What did Roma Green Finance Limited (ROMA) shareholders approve at the April 2026 extraordinary meeting?

Shareholders approved an ordinary resolution authorizing a share consolidation across Class A, Class B, and undesignated shares. The board may later choose the exact consolidation ratio within an approved range and decide whether, and when, to implement it by October 12, 2026.

What is the approved share consolidation range for Roma Green Finance (ROMA)?

The approved share consolidation allows exchanging existing shares at a ratio of not less than one-for-two and not more than one-for-250. The exact whole-number ratio within this range will be set by the board, at its discretion, no later than October 12, 2026.

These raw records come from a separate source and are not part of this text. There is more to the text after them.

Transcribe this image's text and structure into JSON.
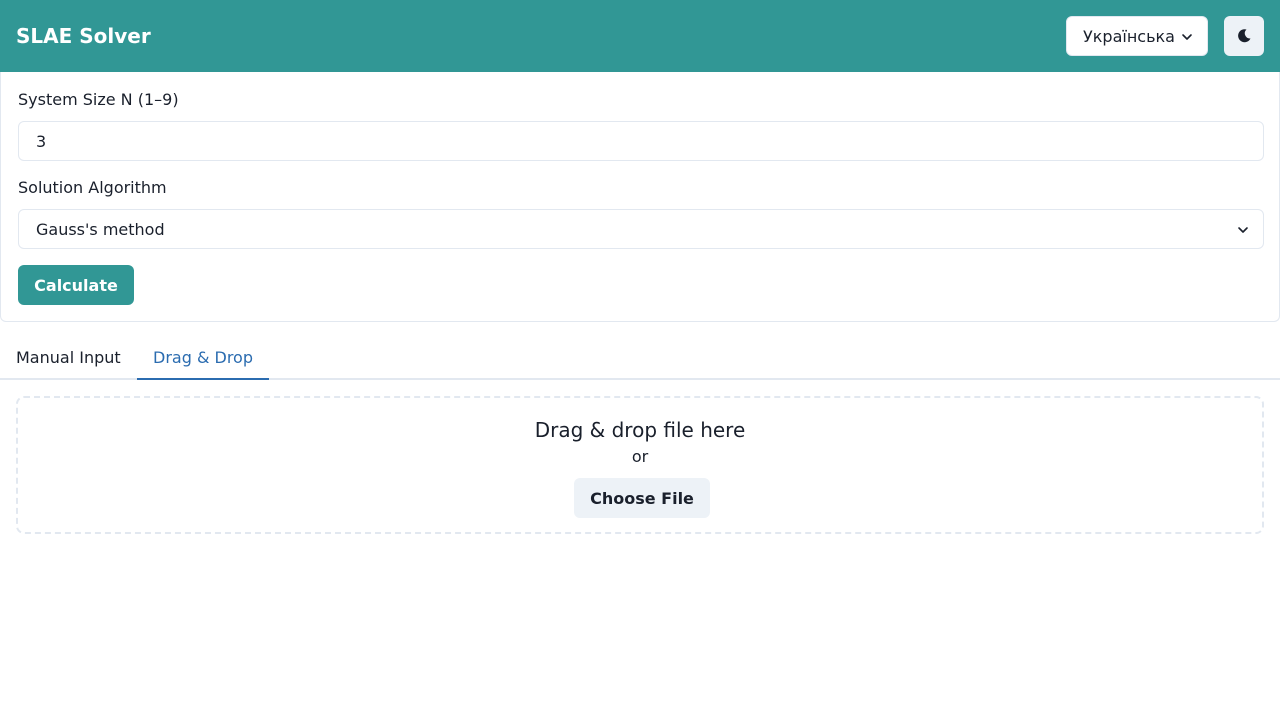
{
  "header": {
    "title": "SLAE Solver",
    "language": "Українська",
    "theme_icon": "moon-icon",
    "color": "#319795"
  },
  "settings": {
    "size_label": "System Size N (1–9)",
    "size_value": "3",
    "algorithm_label": "Solution Algorithm",
    "algorithm_value": "Gauss's method",
    "calculate_label": "Calculate"
  },
  "tabs": [
    {
      "label": "Manual Input",
      "active": false
    },
    {
      "label": "Drag & Drop",
      "active": true
    }
  ],
  "dropzone": {
    "title": "Drag & drop file here",
    "or": "or",
    "choose_label": "Choose File"
  },
  "colors": {
    "accent": "#319795",
    "tab_active": "#2b6cb0",
    "border": "#e2e8f0"
  }
}
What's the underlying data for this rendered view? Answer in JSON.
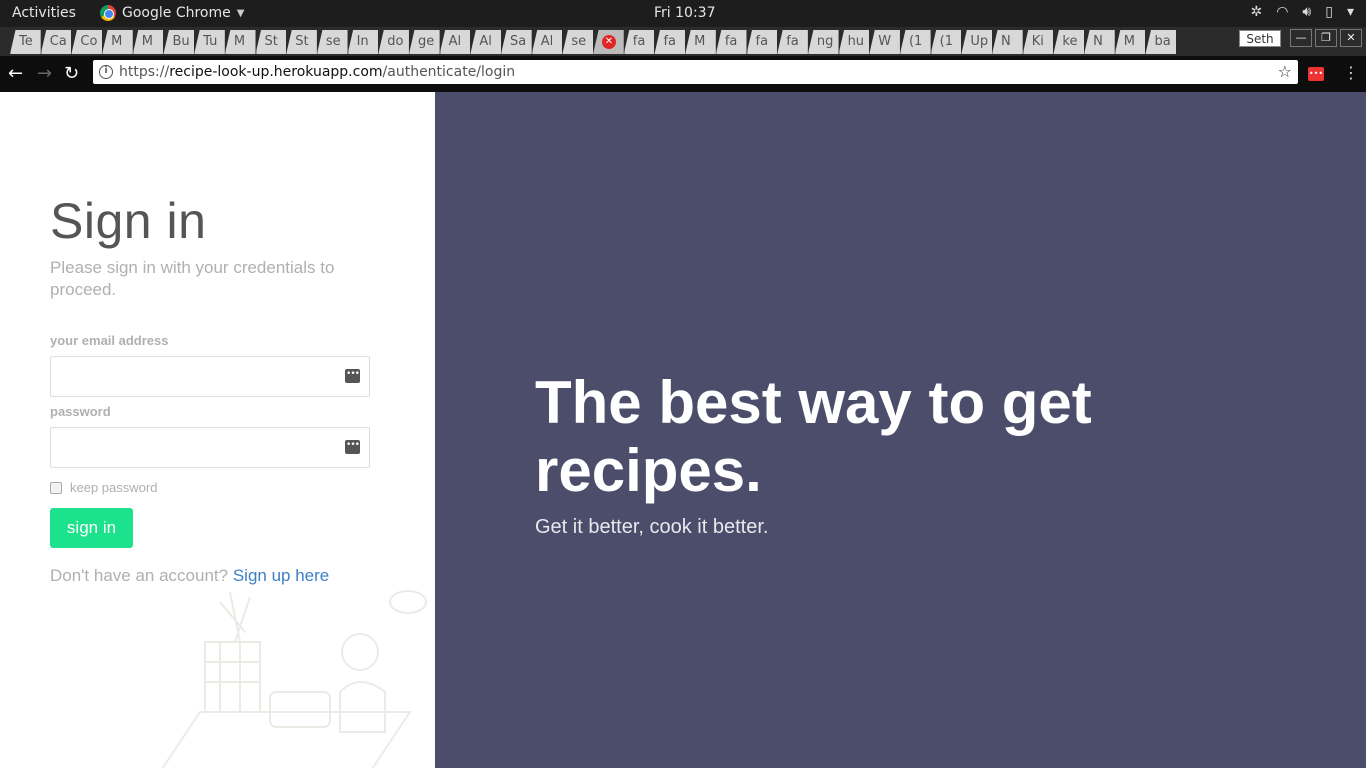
{
  "system_bar": {
    "activities": "Activities",
    "app_name": "Google Chrome",
    "clock": "Fri 10:37"
  },
  "browser": {
    "tabs": [
      "Te",
      "Ca",
      "Co",
      "M",
      "M",
      "Bu",
      "Tu",
      "M",
      "St",
      "St",
      "se",
      "In",
      "do",
      "ge",
      "Al",
      "Al",
      "Sa",
      "Al",
      "se",
      "",
      "fa",
      "fa",
      "M",
      "fa",
      "fa",
      "fa",
      "ng",
      "hu",
      "W",
      "(1",
      "(1",
      "Up",
      "N",
      "Ki",
      "ke",
      "N",
      "M",
      "ba"
    ],
    "profile_name": "Seth",
    "url_scheme": "https://",
    "url_domain": "recipe-look-up.herokuapp.com",
    "url_path": "/authenticate/login"
  },
  "login": {
    "title": "Sign in",
    "subtitle": "Please sign in with your credentials to proceed.",
    "email_label": "your email address",
    "email_value": "",
    "password_label": "password",
    "password_value": "",
    "keep_password_label": "keep password",
    "signin_button": "sign in",
    "no_account_text": "Don't have an account?",
    "signup_link": "Sign up here"
  },
  "hero": {
    "headline": "The best way to get recipes.",
    "tagline": "Get it better, cook it better."
  },
  "colors": {
    "accent_green": "#1de28d",
    "hero_background": "#4b4d6a",
    "link_blue": "#3f7fc4"
  }
}
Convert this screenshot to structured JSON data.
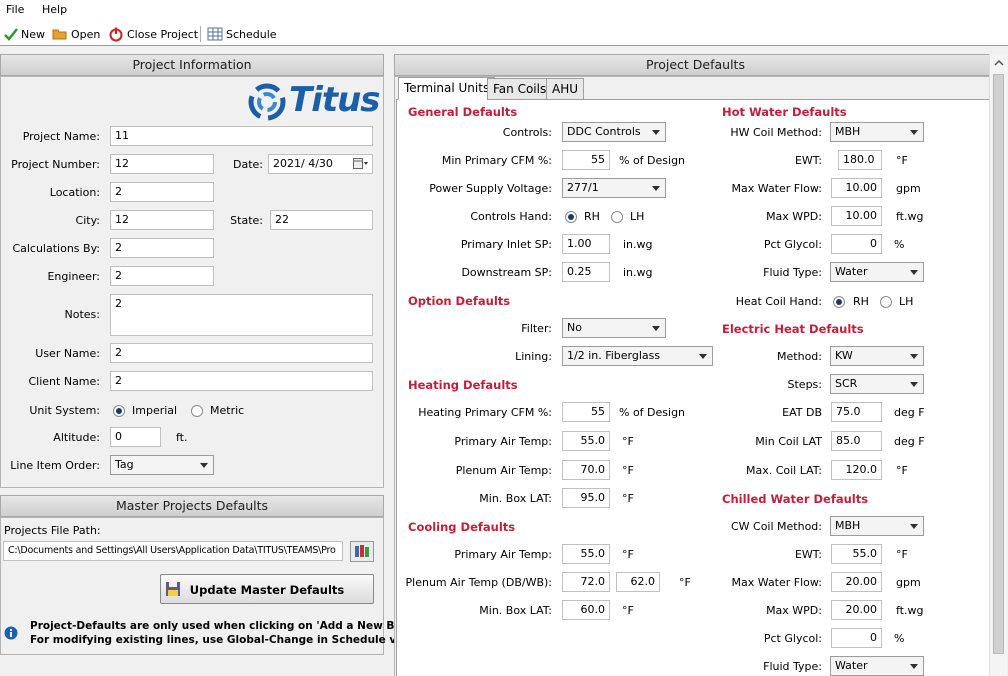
{
  "menu": {
    "file": "File",
    "help": "Help"
  },
  "toolbar": {
    "new": "New",
    "open": "Open",
    "close_project": "Close Project",
    "schedule": "Schedule"
  },
  "project_info": {
    "title": "Project Information",
    "logo_text": "Titus",
    "project_name_label": "Project Name:",
    "project_name": "11",
    "project_number_label": "Project Number:",
    "project_number": "12",
    "date_label": "Date:",
    "date": "2021/ 4/30",
    "location_label": "Location:",
    "location": "2",
    "city_label": "City:",
    "city": "12",
    "state_label": "State:",
    "state": "22",
    "calc_by_label": "Calculations By:",
    "calc_by": "2",
    "engineer_label": "Engineer:",
    "engineer": "2",
    "notes_label": "Notes:",
    "notes": "2",
    "user_name_label": "User Name:",
    "user_name": "2",
    "client_name_label": "Client Name:",
    "client_name": "2",
    "unit_system_label": "Unit System:",
    "imperial": "Imperial",
    "metric": "Metric",
    "altitude_label": "Altitude:",
    "altitude": "0",
    "altitude_unit": "ft.",
    "line_item_order_label": "Line Item Order:",
    "line_item_order": "Tag"
  },
  "master": {
    "title": "Master Projects Defaults",
    "path_label": "Projects File Path:",
    "path": "C:\\Documents and Settings\\All Users\\Application Data\\TITUS\\TEAMS\\Pro",
    "update_button": "Update Master Defaults",
    "note1": "Project-Defaults are only used when clicking on 'Add a New Box'.",
    "note2": "For modifying existing lines, use Global-Change in Schedule view."
  },
  "defaults": {
    "title": "Project Defaults",
    "tabs": [
      "Terminal Units",
      "Fan Coils",
      "AHU"
    ],
    "general": {
      "title": "General Defaults",
      "controls_label": "Controls:",
      "controls": "DDC Controls",
      "min_primary_label": "Min Primary CFM %:",
      "min_primary": "55",
      "min_primary_unit": "% of Design",
      "psv_label": "Power Supply Voltage:",
      "psv": "277/1",
      "hand_label": "Controls Hand:",
      "rh": "RH",
      "lh": "LH",
      "inlet_sp_label": "Primary Inlet SP:",
      "inlet_sp": "1.00",
      "inlet_sp_unit": "in.wg",
      "down_sp_label": "Downstream SP:",
      "down_sp": "0.25",
      "down_sp_unit": "in.wg"
    },
    "option": {
      "title": "Option Defaults",
      "filter_label": "Filter:",
      "filter": "No",
      "lining_label": "Lining:",
      "lining": "1/2 in. Fiberglass"
    },
    "heating": {
      "title": "Heating Defaults",
      "primary_label": "Heating Primary CFM %:",
      "primary": "55",
      "primary_unit": "% of Design",
      "pat_label": "Primary Air Temp:",
      "pat": "55.0",
      "pat_unit": "°F",
      "plenum_label": "Plenum Air Temp:",
      "plenum": "70.0",
      "plenum_unit": "°F",
      "minlat_label": "Min. Box LAT:",
      "minlat": "95.0",
      "minlat_unit": "°F"
    },
    "cooling": {
      "title": "Cooling Defaults",
      "pat_label": "Primary Air Temp:",
      "pat": "55.0",
      "pat_unit": "°F",
      "plenum_label": "Plenum Air Temp (DB/WB):",
      "plenum_db": "72.0",
      "plenum_wb": "62.0",
      "plenum_unit": "°F",
      "minlat_label": "Min. Box LAT:",
      "minlat": "60.0",
      "minlat_unit": "°F"
    },
    "hot_water": {
      "title": "Hot Water Defaults",
      "method_label": "HW Coil Method:",
      "method": "MBH",
      "ewt_label": "EWT:",
      "ewt": "180.0",
      "ewt_unit": "°F",
      "flow_label": "Max Water Flow:",
      "flow": "10.00",
      "flow_unit": "gpm",
      "wpd_label": "Max WPD:",
      "wpd": "10.00",
      "wpd_unit": "ft.wg",
      "glycol_label": "Pct Glycol:",
      "glycol": "0",
      "glycol_unit": "%",
      "fluid_label": "Fluid Type:",
      "fluid": "Water",
      "hand_label": "Heat Coil Hand:",
      "rh": "RH",
      "lh": "LH"
    },
    "electric": {
      "title": "Electric Heat Defaults",
      "method_label": "Method:",
      "method": "KW",
      "steps_label": "Steps:",
      "steps": "SCR",
      "eat_label": "EAT DB",
      "eat": "75.0",
      "eat_unit": "deg F",
      "min_lat_label": "Min Coil LAT",
      "min_lat": "85.0",
      "min_lat_unit": "deg F",
      "max_lat_label": "Max. Coil LAT:",
      "max_lat": "120.0",
      "max_lat_unit": "°F"
    },
    "chilled": {
      "title": "Chilled Water Defaults",
      "method_label": "CW Coil Method:",
      "method": "MBH",
      "ewt_label": "EWT:",
      "ewt": "55.0",
      "ewt_unit": "°F",
      "flow_label": "Max Water Flow:",
      "flow": "20.00",
      "flow_unit": "gpm",
      "wpd_label": "Max WPD:",
      "wpd": "20.00",
      "wpd_unit": "ft.wg",
      "glycol_label": "Pct Glycol:",
      "glycol": "0",
      "glycol_unit": "%",
      "fluid_label": "Fluid Type:",
      "fluid": "Water"
    }
  },
  "colors": {
    "section_title": "#c0203a",
    "logo_blue": "#1a5fa8"
  }
}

How strong was shareholder support for Roma Green Finance’s (ROMA) share consolidation proposal?

The share consolidation proposal received 155,573,232 votes in favor, 983 votes against, and 200 abstentions. This strong approval followed a meeting where shareholders representing 75.79% of total voting power were present, meaning both quorum and substantial support were achieved.

How will Roma Green Finance (ROMA) handle fractional shares from the consolidation?

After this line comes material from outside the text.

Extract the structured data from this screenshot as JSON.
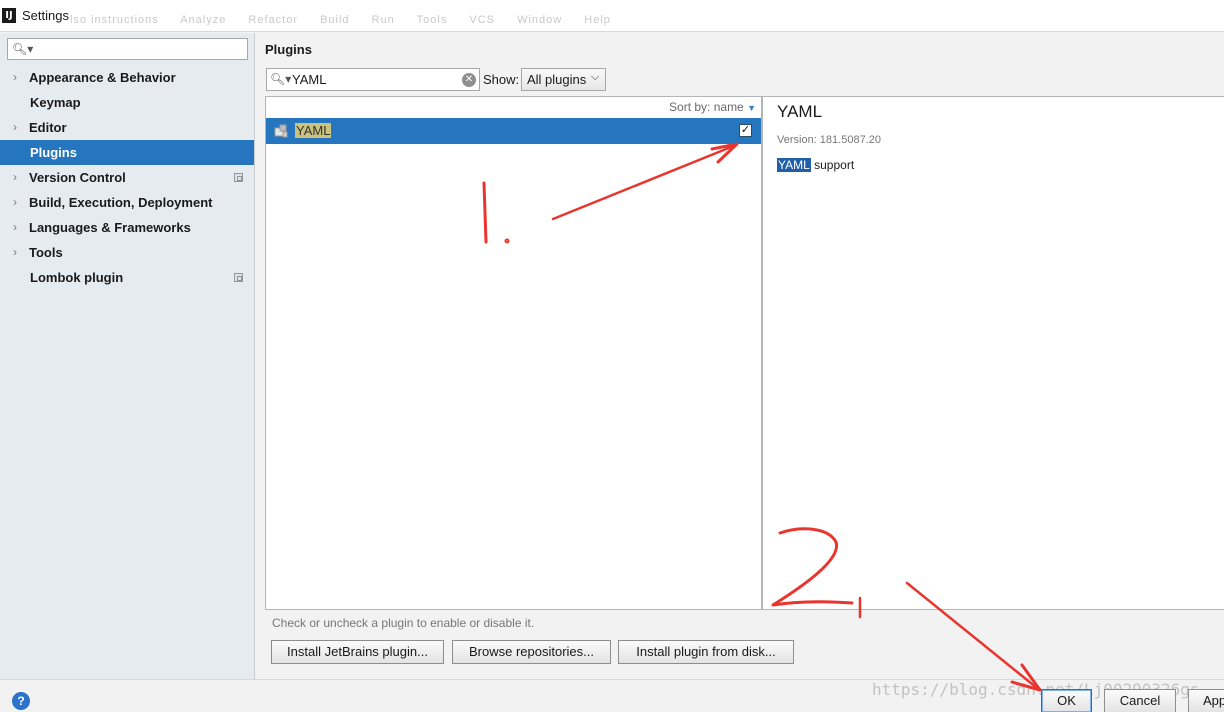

Directors are authorized to address fractional entitlements by either capitalizing reserves to issue extra shares that round up fractions or arranging the sale of consolidated shares representing fractions. Net sale proceeds, after expenses, would be distributed proportionally to affected shareholders.

What discretion does the board of Roma Green Finance (ROMA) have over the share consolidation?

The board may choose to implement or not implement the share consolidation, decide the exact consolidation ratio within the approved range, and set the effective date by October 12, 2026. A director or officer can perform all necessary acts to carry out these decisions.

What was the quorum and voting structure at Roma Green Finance’s (ROMA) 2026 extraordinary meeting?

Quorum was met because two or more shareholders representing at least one-third of total voting rights were present. Each Class A share carried one vote, and each Class B share carried 25 votes, contributing to 75.79% of total voting power being represented.